The Arduino communicates serially with the NINA module so the data loss may be on that line. Can you try to send more than one byte back?

Hi pylon,

Thank you for the reply, however, I am sorry I don't see your point. It is not a hang for not receiving a byte blocking the protocol. If the byte lost, the read() function has to return anyway. It stuck in a function that should not hang in all conditions.

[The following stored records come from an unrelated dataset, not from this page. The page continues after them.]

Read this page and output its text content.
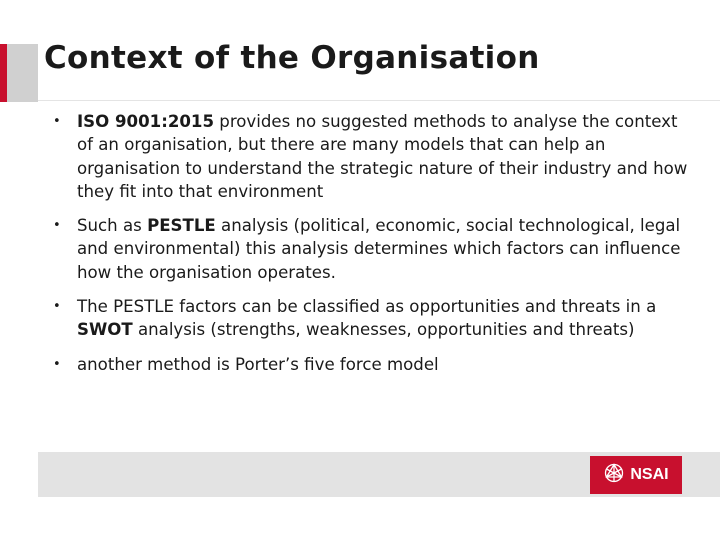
Context of the Organisation
• ISO 9001:2015 provides no suggested methods to analyse the context of an organisation, but there are many models that can help an organisation to understand the strategic nature of their industry and how they fit into that environment
• Such as PESTLE analysis (political, economic, social technological, legal and environmental) this analysis determines which factors can influence how the organisation operates.
• The PESTLE factors can be classified as opportunities and threats in a SWOT analysis (strengths, weaknesses, opportunities and threats)
• another method is Porter’s five force model
NSAI
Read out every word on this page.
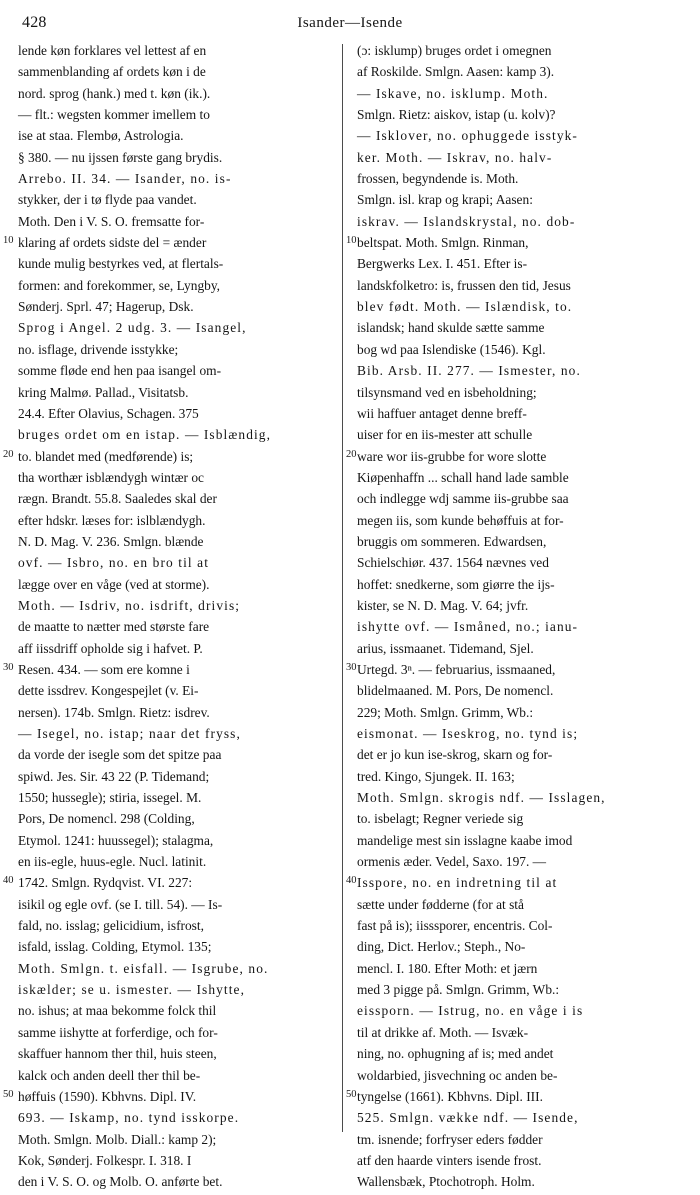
428	Isander—Isende
lende køn forklares vel lettest af en
sammenblanding af ordets køn i de
nord. sprog (hank.) med t. køn (ik.).
— flt.: wegsten kommer imellem to
ise at staa. Flembø, Astrologia.
§ 380. — nu ijssen første gang brydis.
Arrebo. II. 34. — Isander, no. is-
stykker, der i tø flyde paa vandet.
Moth. Den i V. S. O. fremsatte for-
10 klaring af ordets sidste del = ænder
kunde mulig bestyrkes ved, at flertals-
formen: and forekommer, se, Lyngby,
Sønderj. Sprl. 47; Hagerup, Dsk.
Sprog i Angel. 2 udg. 3. — Isangel,
no. isflage, drivende isstykke;
somme fløde end hen paa isangel om-
kring Malmø. Pallad., Visitatsb.
24.4. Efter Olavius, Schagen. 375
bruges ordet om en istap. — Isblændig,
20 to. blandet med (medførende) is;
tha worthær isblændygh wintær oc
rægn. Brandt. 55.8. Saaledes skal der
efter hdskr. læses for: islblændygh.
N. D. Mag. V. 236. Smlgn. blænde
ovf. — Isbro, no. en bro til at
lægge over en våge (ved at storme).
Moth. — Isdriv, no. isdrift, drivis;
de maatte to nætter med største fare
aff iissdriff opholde sig i hafvet. P.
30 Resen. 434. — som ere komne i
dette issdrev. Kongespejlet (v. Ei-
nersen). 174b. Smlgn. Rietz: isdrev.
— Isegel, no. istap; naar det fryss,
da vorde der isegle som det spitze paa
spiwd. Jes. Sir. 43 22 (P. Tidemand;
1550; hussegle); stiria, issegel. M.
Pors, De nomencl. 298 (Colding,
Etymol. 1241: huussegel); stalagma,
en iis-egle, huus-egle. Nucl. latinit.
40 1742. Smlgn. Rydqvist. VI. 227:
isikil og egle ovf. (se I. till. 54). — Is-
fald, no. isslag; gelicidium, isfrost,
isfald, isslag. Colding, Etymol. 135;
Moth. Smlgn. t. eisfall. — Isgrube, no.
iskælder; se u. ismester. — Ishytte,
no. ishus; at maa bekomme folck thil
samme iishytte at forferdige, och for-
skaffuer hannom ther thil, huis steen,
kalck och anden deell ther thil be-
50 høffuis (1590). Kbhvns. Dipl. IV.
693. — Iskamp, no. tynd isskorpe.
Moth. Smlgn. Molb. Diall.: kamp 2);
Kok, Sønderj. Folkespr. I. 318. I
den i V. S. O. og Molb. O. anførte bet.
(ɔ: isklump) bruges ordet i omegnen
af Roskilde. Smlgn. Aasen: kamp 3).
— Iskave, no. isklump. Moth.
Smlgn. Rietz: aiskov, istap (u. kolv)?
— Isklover, no. ophuggede isstyk-
ker. Moth. — Iskrav, no. halv-
frossen, begyndende is. Moth.
Smlgn. isl. krap og krapi; Aasen:
iskrav. — Islandskrystal, no. dob-
10 beltspat. Moth. Smlgn. Rinman,
Bergwerks Lex. I. 451. Efter is-
landskfolketro: is, frussen den tid, Jesus
blev født. Moth. — Islændisk, to.
islandsk; hand skulde sætte samme
bog wd paa Islendiske (1546). Kgl.
Bib. Arsb. II. 277. — Ismester, no.
tilsynsmand ved en isbeholdning;
wii haffuer antaget denne breff-
uiser for en iis-mester att schulle
20 ware wor iis-grubbe for wore slotte
Kiøpenhaffn ... schall hand lade samble
och indlegge wdj samme iis-grubbe saa
megen iis, som kunde behøffuis at for-
bruggis om sommeren. Edwardsen,
Schielschiør. 437. 1564 nævnes ved
hoffet: snedkerne, som giørre the ijs-
kister, se N. D. Mag. V. 64; jvfr.
ishytte ovf. — Ismåned, no.; ianu-
arius, issmaanet. Tidemand, Sjel.
30 Urtegd. 3ⁿ. — februarius, issmaaned,
blidelmaaned. M. Pors, De nomencl.
229; Moth. Smlgn. Grimm, Wb.:
eismonat. — Iseskrog, no. tynd is;
det er jo kun ise-skrog, skarn og for-
tred. Kingo, Sjungek. II. 163;
Moth. Smlgn. skrogis ndf. — Isslagen,
to. isbelagt; Regner veriede sig
mandelige mest sin isslagne kaabe imod
ormenis æder. Vedel, Saxo. 197. —
40 Isspore, no. en indretning til at
sætte under fødderne (for at stå
fast på is); iisssporer, encentris. Col-
ding, Dict. Herlov.; Steph., No-
mencl. I. 180. Efter Moth: et jærn
med 3 pigge på. Smlgn. Grimm, Wb.:
eissporn. — Istrug, no. en våge i is
til at drikke af. Moth. — Isvæk-
ning, no. ophugning af is; med andet
woldarbied, jisvechning oc anden be-
50 tyngelse (1661). Kbhvns. Dipl. III.
525. Smlgn. vække ndf. — Isende,
tm. isnende; forfryser eders fødder
atf den haarde vinters isende frost.
Wallensbæk, Ptochotroph. Holm.
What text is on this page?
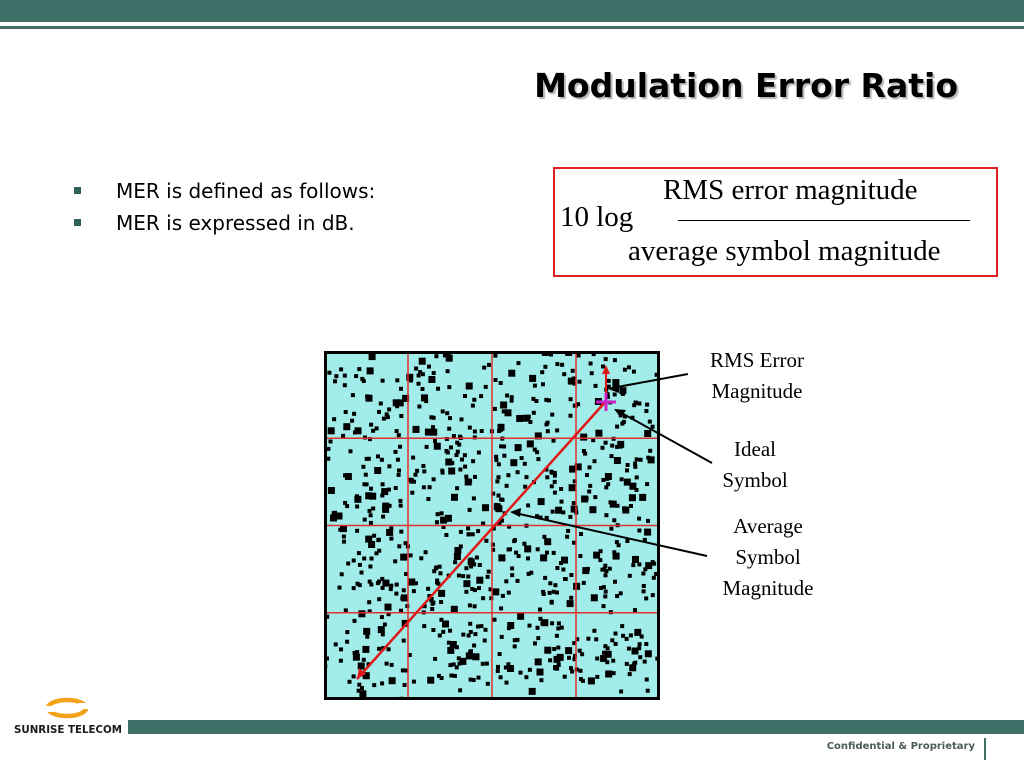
Modulation Error Ratio
MER is defined as follows:
MER is expressed in dB.
RMS error magnitude
10 log
average symbol magnitude
RMS Error
Magnitude
Ideal
Symbol
Average
Symbol
Magnitude
SUNRISE TELECOM
Confidential & Proprietary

My protocol is a hand shake protocol which means an acknowledgment is predefined. You said to try send more bytes, does that mean to have a longer message as the acknowledgment? That will not work, because assume if a byte was lost, then the acknowledgment wouldn't complete, same with one byte acknowledgment situation. Or you want to have an error correction code implemented? That's too complicated. After all, it has nothing to do with the protocol layer in this problem.

I don't say that the protocol layer is wrong. I try to debug your code. If you send more than one byte you might see how many bytes are received. If you send only one byte you don't know if that byte was lost or if nothing at all was sent. If you have better ideas how to track down that, I don't insist on my way.

Thank you so much for trying to debug. Please take your time let me know if you find something. I'll also try your ways in a day or two, and post here if I find anything else.

I cannot debug myself, I don't own your hardware.